9) Various other study limitations.

In the Discussion Section of the published article, we considered additional limitations. These include the limited number of disease categories selected (only four main groupings), the lack of weighting of the different biomarkers within the linked disease categories (due to lack of adequate data), and the likelihood that toxicant exposure and subsequent risk of cardiovascular disease is non-linear. We considered using data on the latter relationship [17], but given the other limitations with the analysis, this additional analytic refinement did not seem justified at the time.

Potential next steps for progressing the science on estimating the relative harm of vaping vs smoking.

High quality long-term cohort studies with health outcome measurements should ultimately provide important information on the relative harm of vaping vs smoking. Such studies may also provide earlier provisional information by using biomarkers and physiological measures.

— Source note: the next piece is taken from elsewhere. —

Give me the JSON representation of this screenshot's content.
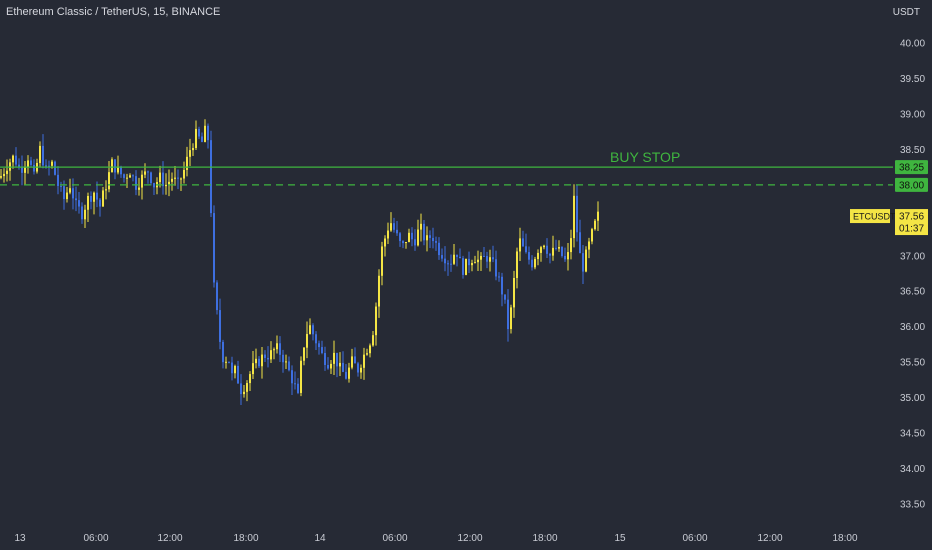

But perhaps the best short-term way to explore this topic is to conduct additional and larger confinement studies where these involve:

1. (i)

   a greater number of biomarkers and physiological measures that cover a wider range of toxicant types (as discussed above);

2. (ii)

   three randomised study arms (people who switch from smoking to exclusive vaping, people who stay smoking, and people who switch from smoking to neither vaping or smoking);

3. (iii)

   adequate time periods to allow for stability in ENDS use behaviours and for adequate wash-out periods for all the key toxicants so that stable levels are achieved;

4. (iv)

   verification methods to ensure no dual use (ENDS and smoking) and assessment of other toxicant exposures (air pollution; diet). Although the latter can be largely addressed with the randomisation process, such data may inform interpretation and generalisability (e.g., if the study was performed in a setting with air pollution and where the population consumed food with relatively high acrolein levels);

5. (v)

   funding that is fully independent from industry.

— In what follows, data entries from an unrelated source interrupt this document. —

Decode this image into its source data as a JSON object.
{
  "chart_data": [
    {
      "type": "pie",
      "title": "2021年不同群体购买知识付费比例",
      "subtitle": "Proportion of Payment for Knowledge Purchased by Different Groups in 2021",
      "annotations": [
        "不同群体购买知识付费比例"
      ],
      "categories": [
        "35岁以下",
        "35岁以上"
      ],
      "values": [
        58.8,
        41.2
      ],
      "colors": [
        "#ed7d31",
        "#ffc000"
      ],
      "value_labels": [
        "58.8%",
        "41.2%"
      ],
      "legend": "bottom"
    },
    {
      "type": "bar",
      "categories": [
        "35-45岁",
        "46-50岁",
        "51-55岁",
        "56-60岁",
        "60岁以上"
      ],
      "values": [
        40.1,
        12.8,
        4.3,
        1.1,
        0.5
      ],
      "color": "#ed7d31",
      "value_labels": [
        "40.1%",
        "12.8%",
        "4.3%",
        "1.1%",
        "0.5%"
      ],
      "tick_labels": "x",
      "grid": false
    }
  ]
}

Additional information can also come from theoretical studies (e.g., as per: [2]) or “in silico” modelling studies (e.g., as per one on cannabis vaping: [18]).

All such information is urgently required as policy-makers around the world are having to make decisions on vaping and smoking regulation to get the optimal balance between: (i) facilitating access to vaping to assist smokers to quit or reduce harm from ongoing nicotine dependence; and (ii) minimising youth uptake of both vaping and smoking.